“The market is being overly optimistic, and the doldrums of summer could have driven the volatility to current levels,”
Katie Stockton, managing director and chief technical strategist at BTIG LLC, said by phone.
Yet a low VIX also means cheap options prices, leading to more bets. More than 551,000 VIX calls changed hands each day on average this month, almost three times more than puts. The last time options volume was close to being this busy in July was just before a market rout that sent the index to an almost four- year high in August 2015 on concerns that China’s economic growth was slowing. It took the VIX about a year to erase its gains.

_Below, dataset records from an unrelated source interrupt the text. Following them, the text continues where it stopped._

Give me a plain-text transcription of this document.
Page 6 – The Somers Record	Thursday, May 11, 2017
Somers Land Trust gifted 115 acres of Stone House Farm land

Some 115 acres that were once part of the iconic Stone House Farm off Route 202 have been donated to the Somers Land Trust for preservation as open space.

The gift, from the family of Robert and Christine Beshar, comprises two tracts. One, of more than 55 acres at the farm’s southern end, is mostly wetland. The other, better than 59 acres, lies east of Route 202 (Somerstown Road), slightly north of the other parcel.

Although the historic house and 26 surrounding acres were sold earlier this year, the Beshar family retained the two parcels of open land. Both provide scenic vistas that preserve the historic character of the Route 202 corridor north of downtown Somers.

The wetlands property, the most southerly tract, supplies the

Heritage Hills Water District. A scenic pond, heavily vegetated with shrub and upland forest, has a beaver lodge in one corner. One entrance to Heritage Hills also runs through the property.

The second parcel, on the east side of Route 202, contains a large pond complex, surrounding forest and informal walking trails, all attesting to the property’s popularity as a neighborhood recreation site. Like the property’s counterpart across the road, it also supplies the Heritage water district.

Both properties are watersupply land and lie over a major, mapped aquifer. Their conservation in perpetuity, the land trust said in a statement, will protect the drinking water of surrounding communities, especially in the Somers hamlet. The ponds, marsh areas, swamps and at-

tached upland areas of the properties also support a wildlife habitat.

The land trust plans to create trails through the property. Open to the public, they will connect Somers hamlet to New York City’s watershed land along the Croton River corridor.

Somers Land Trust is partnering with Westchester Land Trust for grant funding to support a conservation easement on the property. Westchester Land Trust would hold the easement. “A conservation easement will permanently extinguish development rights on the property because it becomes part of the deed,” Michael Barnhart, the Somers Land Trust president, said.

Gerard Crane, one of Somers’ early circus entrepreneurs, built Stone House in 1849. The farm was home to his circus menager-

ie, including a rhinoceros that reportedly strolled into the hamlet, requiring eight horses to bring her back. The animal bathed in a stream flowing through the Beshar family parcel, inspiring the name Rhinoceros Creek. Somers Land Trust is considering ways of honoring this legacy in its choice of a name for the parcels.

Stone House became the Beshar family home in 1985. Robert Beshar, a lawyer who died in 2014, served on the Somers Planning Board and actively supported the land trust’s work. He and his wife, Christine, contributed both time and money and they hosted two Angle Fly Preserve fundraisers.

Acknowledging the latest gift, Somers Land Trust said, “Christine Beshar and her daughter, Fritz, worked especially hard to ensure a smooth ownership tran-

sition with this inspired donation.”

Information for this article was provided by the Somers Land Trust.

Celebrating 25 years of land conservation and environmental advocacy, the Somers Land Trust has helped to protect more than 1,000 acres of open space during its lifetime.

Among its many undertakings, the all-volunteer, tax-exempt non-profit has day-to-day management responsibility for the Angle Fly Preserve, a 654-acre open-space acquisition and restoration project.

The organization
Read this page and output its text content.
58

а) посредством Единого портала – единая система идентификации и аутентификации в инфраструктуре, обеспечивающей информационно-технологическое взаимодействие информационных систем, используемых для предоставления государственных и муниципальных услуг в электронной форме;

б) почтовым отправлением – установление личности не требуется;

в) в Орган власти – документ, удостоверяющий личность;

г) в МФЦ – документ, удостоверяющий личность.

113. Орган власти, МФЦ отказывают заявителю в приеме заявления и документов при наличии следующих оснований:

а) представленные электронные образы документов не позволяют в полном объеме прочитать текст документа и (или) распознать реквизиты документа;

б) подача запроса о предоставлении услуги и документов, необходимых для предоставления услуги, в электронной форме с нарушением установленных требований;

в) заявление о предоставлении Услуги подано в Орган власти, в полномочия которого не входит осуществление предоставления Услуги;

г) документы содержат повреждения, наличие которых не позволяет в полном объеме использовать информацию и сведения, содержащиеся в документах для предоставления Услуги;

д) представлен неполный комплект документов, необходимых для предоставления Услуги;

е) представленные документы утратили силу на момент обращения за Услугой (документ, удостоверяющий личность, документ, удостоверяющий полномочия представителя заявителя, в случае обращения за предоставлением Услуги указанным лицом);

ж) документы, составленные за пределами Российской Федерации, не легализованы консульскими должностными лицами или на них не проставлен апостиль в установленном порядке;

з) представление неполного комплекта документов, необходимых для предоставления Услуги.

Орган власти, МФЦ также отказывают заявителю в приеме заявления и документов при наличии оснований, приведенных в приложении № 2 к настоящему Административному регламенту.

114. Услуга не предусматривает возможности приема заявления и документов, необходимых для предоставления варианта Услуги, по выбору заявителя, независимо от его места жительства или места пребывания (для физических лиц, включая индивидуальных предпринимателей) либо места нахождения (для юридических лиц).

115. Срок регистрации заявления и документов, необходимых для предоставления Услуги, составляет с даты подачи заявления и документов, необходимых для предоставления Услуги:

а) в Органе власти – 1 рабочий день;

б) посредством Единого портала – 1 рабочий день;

On the S&P 500, hedging costs appear particularly low. One- month implied volatility on the measure has been below realized price swings for most of the time since mid-May. In July, it reached its lowest level since October relative to historical volatility.
“When options prices are low, options traders will step in to own them,” Amy Wu Silverman, managing director and equity derivatives strategist at RBC Capital Markets LLC, said by phone from New York. “The risk-reward is so attractive, they can’t miss it. It’s like you go to Las Vegas and you play the odds. Now that the options are so cheap you have even better odds.”
The trend of lower rally highs in the volatility of both bonds and equities is a significant input when quantitative strategies calculate the size of their positions. It allows them to have larger position sizes and to buy the dips with more confidence which has been a contributory factor in the consistency of the stock market this year.
The ProShares Short VIX Short-term Futures ETF (SVXY) has rallied spectacularly since early 2016 and despite two stabs to the downside, in May and June, has continued to set new highs. A break in the fund’s progression of higher reaction lows would be required to check the advance.